Howell and his team surveyed almost 10,000 people’s shopping habits, personality traits, values and life satisfaction. He attributes the greater happiness oomph of experiences over new things in part to our inevitable waning satisfaction with possessions.
With each passing day, our baseline emotions regarding new property shift as we grow accustomed to it. Within weeks or months, the cool new smartphone, hip new outfit or awesome new bike loses its coolness, its hipness or its awesomeness, and becomes yet another gadget, piece of clothing or tool.
Experiences, on the other hand, end. When they do, only memories remain. And memories of good times often become fonder with time. Never underestimate the happiness-making potential of happy memories. We can, given time, transform even memories of misfortune into positive social capital.
I’m speaking, of course, of memories of that disastrous family vacation taken years ago, when Nature Boy locked the keys in the rental car at the end of that remote, middle-of-nowhere deserted road in Backofbeyond, Texas, or of that calamitous holiday dinner when Aunt Sherry imbibed too much of her namesake and Cousin Tim imitated Mr. Bean with the turkey. I’ve dined off such tales for years.
Never underestimate the happiness potential of causing hilarity among friends — which, I might point out, is the process of creating another kind of experience. Remember: they’re laughing WITH you.
Social capital provides another reason why experiences’ happiness quotient often trumps that of possessions. Whether we take a vacation, sample an exquisite meal, or go to the theatre, our experiences usually involve other people. Shared experiences further our sense of relatedness to others. They knit together friendship, trust, and community, create common memories and mythologies, and fulfil our deep-seated need for social bonding.

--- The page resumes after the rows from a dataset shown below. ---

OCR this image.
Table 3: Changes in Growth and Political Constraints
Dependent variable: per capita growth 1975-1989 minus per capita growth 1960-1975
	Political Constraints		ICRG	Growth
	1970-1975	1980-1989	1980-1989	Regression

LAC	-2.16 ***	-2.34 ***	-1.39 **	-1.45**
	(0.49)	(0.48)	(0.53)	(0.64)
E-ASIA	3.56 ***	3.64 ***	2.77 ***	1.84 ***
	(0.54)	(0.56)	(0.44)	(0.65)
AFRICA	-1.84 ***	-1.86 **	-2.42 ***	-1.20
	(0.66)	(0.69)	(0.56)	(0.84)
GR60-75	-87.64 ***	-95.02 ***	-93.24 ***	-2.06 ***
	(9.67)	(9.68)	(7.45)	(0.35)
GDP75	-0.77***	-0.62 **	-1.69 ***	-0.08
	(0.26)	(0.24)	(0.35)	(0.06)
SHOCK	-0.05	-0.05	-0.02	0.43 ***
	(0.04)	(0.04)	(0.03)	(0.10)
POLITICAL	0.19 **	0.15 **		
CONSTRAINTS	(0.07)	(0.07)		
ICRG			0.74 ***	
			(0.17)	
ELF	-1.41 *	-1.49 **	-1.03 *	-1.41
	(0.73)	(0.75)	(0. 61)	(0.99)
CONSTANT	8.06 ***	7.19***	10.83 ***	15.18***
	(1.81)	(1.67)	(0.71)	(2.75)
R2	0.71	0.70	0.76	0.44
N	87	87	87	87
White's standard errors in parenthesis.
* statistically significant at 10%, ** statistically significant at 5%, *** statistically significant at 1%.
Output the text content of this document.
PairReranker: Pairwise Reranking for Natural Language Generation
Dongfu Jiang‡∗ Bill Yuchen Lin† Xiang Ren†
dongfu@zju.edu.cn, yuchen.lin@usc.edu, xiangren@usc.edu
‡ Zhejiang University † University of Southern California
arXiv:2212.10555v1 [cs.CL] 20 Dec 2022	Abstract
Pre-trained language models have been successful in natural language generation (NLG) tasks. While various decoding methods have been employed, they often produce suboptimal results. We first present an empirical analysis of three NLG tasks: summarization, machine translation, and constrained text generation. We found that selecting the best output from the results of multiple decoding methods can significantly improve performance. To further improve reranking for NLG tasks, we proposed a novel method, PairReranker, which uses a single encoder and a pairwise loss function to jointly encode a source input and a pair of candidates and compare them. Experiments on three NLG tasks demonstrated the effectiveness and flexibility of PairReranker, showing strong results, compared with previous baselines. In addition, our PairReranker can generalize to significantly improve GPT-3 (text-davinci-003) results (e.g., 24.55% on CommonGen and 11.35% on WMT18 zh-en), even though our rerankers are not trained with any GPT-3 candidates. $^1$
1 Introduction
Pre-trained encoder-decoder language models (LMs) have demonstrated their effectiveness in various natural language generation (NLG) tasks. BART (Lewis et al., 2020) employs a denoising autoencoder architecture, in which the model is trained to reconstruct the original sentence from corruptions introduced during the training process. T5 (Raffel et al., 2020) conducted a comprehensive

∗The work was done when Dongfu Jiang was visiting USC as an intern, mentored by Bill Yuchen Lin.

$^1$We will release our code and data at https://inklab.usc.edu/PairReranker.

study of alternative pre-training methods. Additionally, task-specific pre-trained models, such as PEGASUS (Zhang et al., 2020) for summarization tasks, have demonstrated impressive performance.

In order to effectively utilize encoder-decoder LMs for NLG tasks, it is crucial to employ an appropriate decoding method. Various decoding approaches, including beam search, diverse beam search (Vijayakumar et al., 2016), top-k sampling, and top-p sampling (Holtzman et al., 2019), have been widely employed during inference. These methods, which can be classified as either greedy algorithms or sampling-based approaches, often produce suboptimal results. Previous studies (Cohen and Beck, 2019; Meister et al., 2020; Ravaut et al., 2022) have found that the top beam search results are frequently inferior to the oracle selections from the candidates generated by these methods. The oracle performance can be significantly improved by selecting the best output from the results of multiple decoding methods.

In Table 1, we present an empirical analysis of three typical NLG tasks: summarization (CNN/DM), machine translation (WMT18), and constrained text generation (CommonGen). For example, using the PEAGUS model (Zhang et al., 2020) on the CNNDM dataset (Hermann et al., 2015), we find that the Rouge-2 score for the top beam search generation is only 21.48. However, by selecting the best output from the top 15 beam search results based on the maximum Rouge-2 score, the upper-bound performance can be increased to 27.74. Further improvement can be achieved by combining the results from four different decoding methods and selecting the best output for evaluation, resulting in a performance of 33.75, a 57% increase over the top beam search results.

All this, for just a couple of concert tickets, a shared meal or a walk on a beach.
Howell’s study subjects also reported greater sense of vitality or “being alive” both during their experiences and while remembering them. To truly experience something, we must be present physically, mentally and emotionally. Later, when we recall the event, we relive it on some level.
So forget things this year. Give experiences instead. And most especially give your time and presence to family and friends so that, together, you can build up your common arsenal of shared experience and shared memories.
If nothing else, call them up and sing them a song.